Wednesday, 8 September 2010

Preparing for Certification

Some have said that certification will be costly and time consuming.

In the Standards Final Rule Cost analysis, HHS estimates that a previously certified EHR will cost at least $500,000 and likely $1 million or more to prepare for the new certification. A system for eligible professionals that has never been certified will cost at least $1.2 million and likely close to $2.4 million to achieve certification. Hospital systems will cost perhaps $1 million more. Achieving standards compliance nationwide could cost developers and users more than $136 million.

In my conversations with folks applying to be Authorized Testing and Certification Bodies, I believe these estimates should be substantially reduced. For example, if vendors already have a CCHIT certified ambulatory product, the only new items to add are CCR/CCD display, the smoking status options, the quality measure calculations, and Syndromic surveillance (an optional menu set criteria).

Today, I kicked off the BIDMC Site Certification activities. Since Site Certification is a new concept, I will keep you informed what we do, how we do it and what it costs.

BIDMC has chosen to work with CCHIT when their program for site certification becomes available. My first step is working with CCHIT in a pilot program to test their attestation website and other supporting tools, then prepare for a web-ex demonstration of each certification criterion.

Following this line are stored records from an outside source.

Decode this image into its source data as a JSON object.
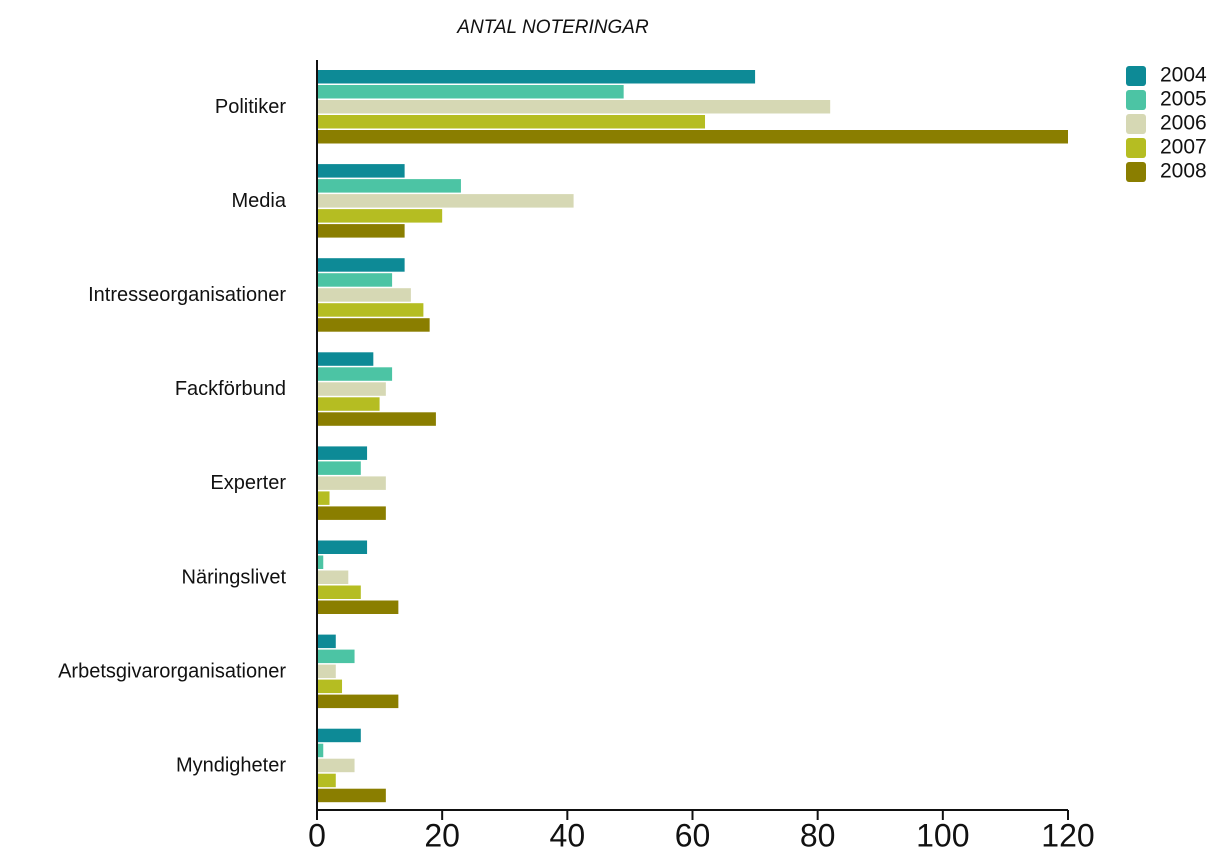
{
  "chart_data": {
    "type": "hbar",
    "title": "ANTAL NOTERINGAR",
    "categories": [
      "Politiker",
      "Media",
      "Intresseorganisationer",
      "Fackförbund",
      "Experter",
      "Näringslivet",
      "Arbetsgivarorganisationer",
      "Myndigheter"
    ],
    "series": [
      {
        "name": "2004",
        "color": "#0d8a96",
        "values": [
          70,
          14,
          14,
          9,
          8,
          8,
          3,
          7
        ]
      },
      {
        "name": "2005",
        "color": "#4cc4a4",
        "values": [
          49,
          23,
          12,
          12,
          7,
          1,
          6,
          1
        ]
      },
      {
        "name": "2006",
        "color": "#d6d8b4",
        "values": [
          82,
          41,
          15,
          11,
          11,
          5,
          3,
          6
        ]
      },
      {
        "name": "2007",
        "color": "#b5bd22",
        "values": [
          62,
          20,
          17,
          10,
          2,
          7,
          4,
          3
        ]
      },
      {
        "name": "2008",
        "color": "#8a7e00",
        "values": [
          120,
          14,
          18,
          19,
          11,
          13,
          13,
          11
        ]
      }
    ],
    "xlim": [
      0,
      120
    ],
    "xticks": [
      0,
      20,
      40,
      60,
      80,
      100,
      120
    ],
    "legend": "right"
  }
}
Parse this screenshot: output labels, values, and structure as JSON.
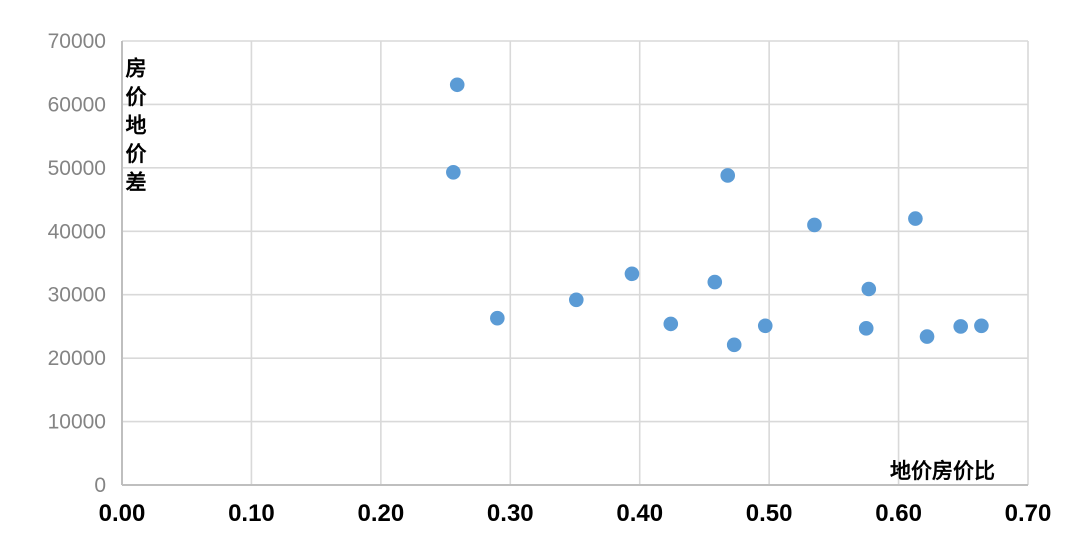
{
  "chart_data": {
    "type": "scatter",
    "title": "",
    "x_axis": {
      "label": "地价房价比",
      "min": 0.0,
      "max": 0.7,
      "tick_step": 0.1,
      "tick_labels": [
        "0.00",
        "0.10",
        "0.20",
        "0.30",
        "0.40",
        "0.50",
        "0.60",
        "0.70"
      ]
    },
    "y_axis": {
      "label": "房价地价差",
      "min": 0,
      "max": 70000,
      "tick_step": 10000,
      "tick_labels": [
        "0",
        "10000",
        "20000",
        "30000",
        "40000",
        "50000",
        "60000",
        "70000"
      ]
    },
    "grid": true,
    "legend_position": "none",
    "points": [
      [
        0.256,
        49300
      ],
      [
        0.259,
        63100
      ],
      [
        0.29,
        26300
      ],
      [
        0.351,
        29200
      ],
      [
        0.394,
        33300
      ],
      [
        0.424,
        25400
      ],
      [
        0.458,
        32000
      ],
      [
        0.468,
        48800
      ],
      [
        0.473,
        22100
      ],
      [
        0.497,
        25100
      ],
      [
        0.535,
        41000
      ],
      [
        0.575,
        24700
      ],
      [
        0.577,
        30900
      ],
      [
        0.613,
        42000
      ],
      [
        0.622,
        23400
      ],
      [
        0.648,
        25000
      ],
      [
        0.664,
        25100
      ]
    ],
    "colors": {
      "point": "#5B9BD5",
      "gridline": "#D9D9D9",
      "axis_line": "#BFBFBF",
      "x_tick_label": "#000000",
      "y_tick_label": "#848484",
      "axis_title": "#000000"
    }
  }
}
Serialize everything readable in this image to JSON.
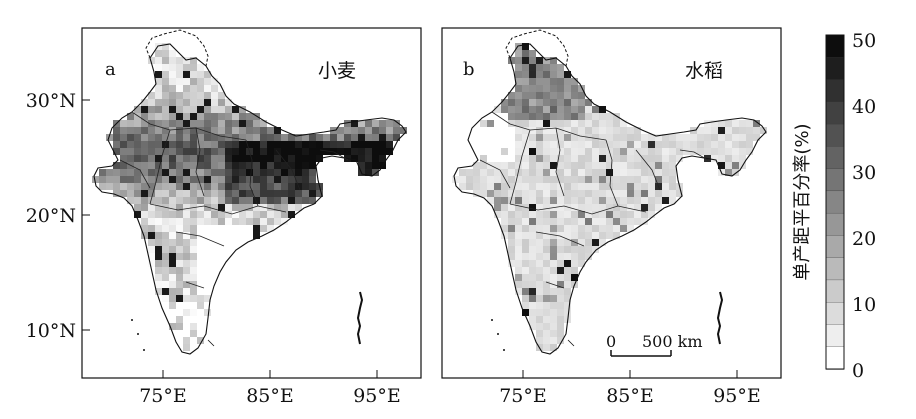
{
  "panels": [
    {
      "letter": "a",
      "name": "小麦"
    },
    {
      "letter": "b",
      "name": "水稻"
    }
  ],
  "axes": {
    "x_ticks": [
      "75°E",
      "85°E",
      "95°E"
    ],
    "y_ticks": [
      "30°N",
      "20°N",
      "10°N"
    ]
  },
  "scale_bar": {
    "start": "0",
    "end": "500 km"
  },
  "colorbar": {
    "title": "单产距平百分率(%)",
    "ticks": [
      "50",
      "40",
      "30",
      "20",
      "10",
      "0"
    ],
    "steps": 15,
    "min": 0,
    "max": 50
  },
  "colors": {
    "low": "#ffffff",
    "high": "#0d0d0d",
    "outline": "#111111"
  }
}
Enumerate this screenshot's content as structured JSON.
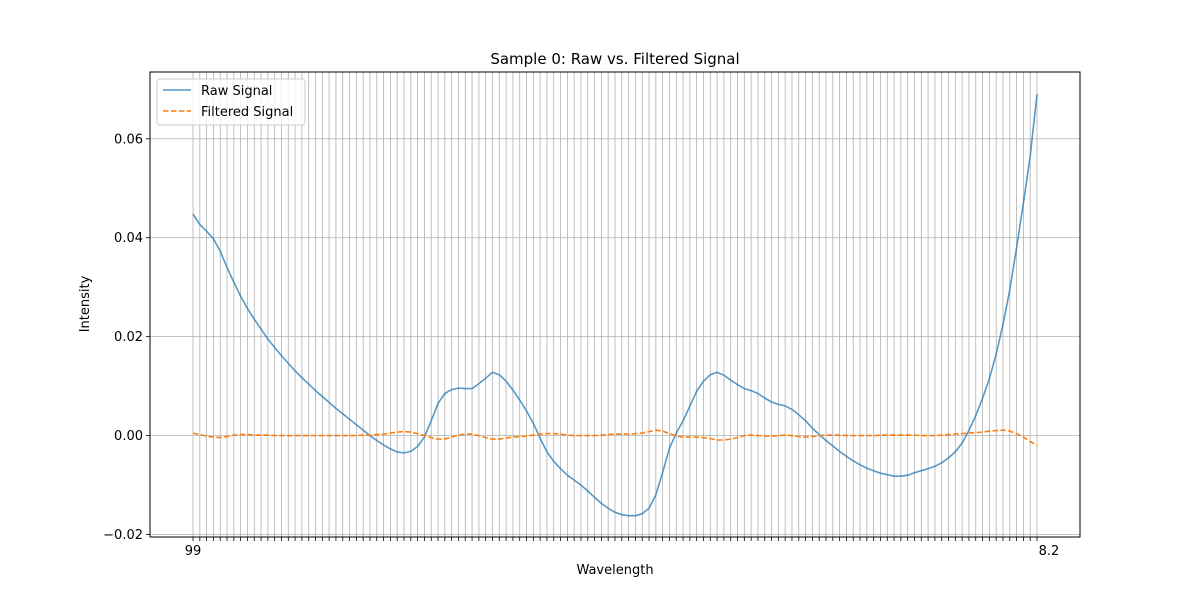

Note: BIDMC is one of a number of participants in a pilot program designed to validate the supporting tools and processes for CCHIT's EHR Alternative Certification for Hospitals (EACH™), an ONC-ATCB EHR certification program for customized or self-developed hospital EHR technology slated for launch by CCHIT late this year. The program relies solely on HHS criteria and standards, and NIST test procedures. None of the testing results observed during this pilot and reported here should be interpreted as final.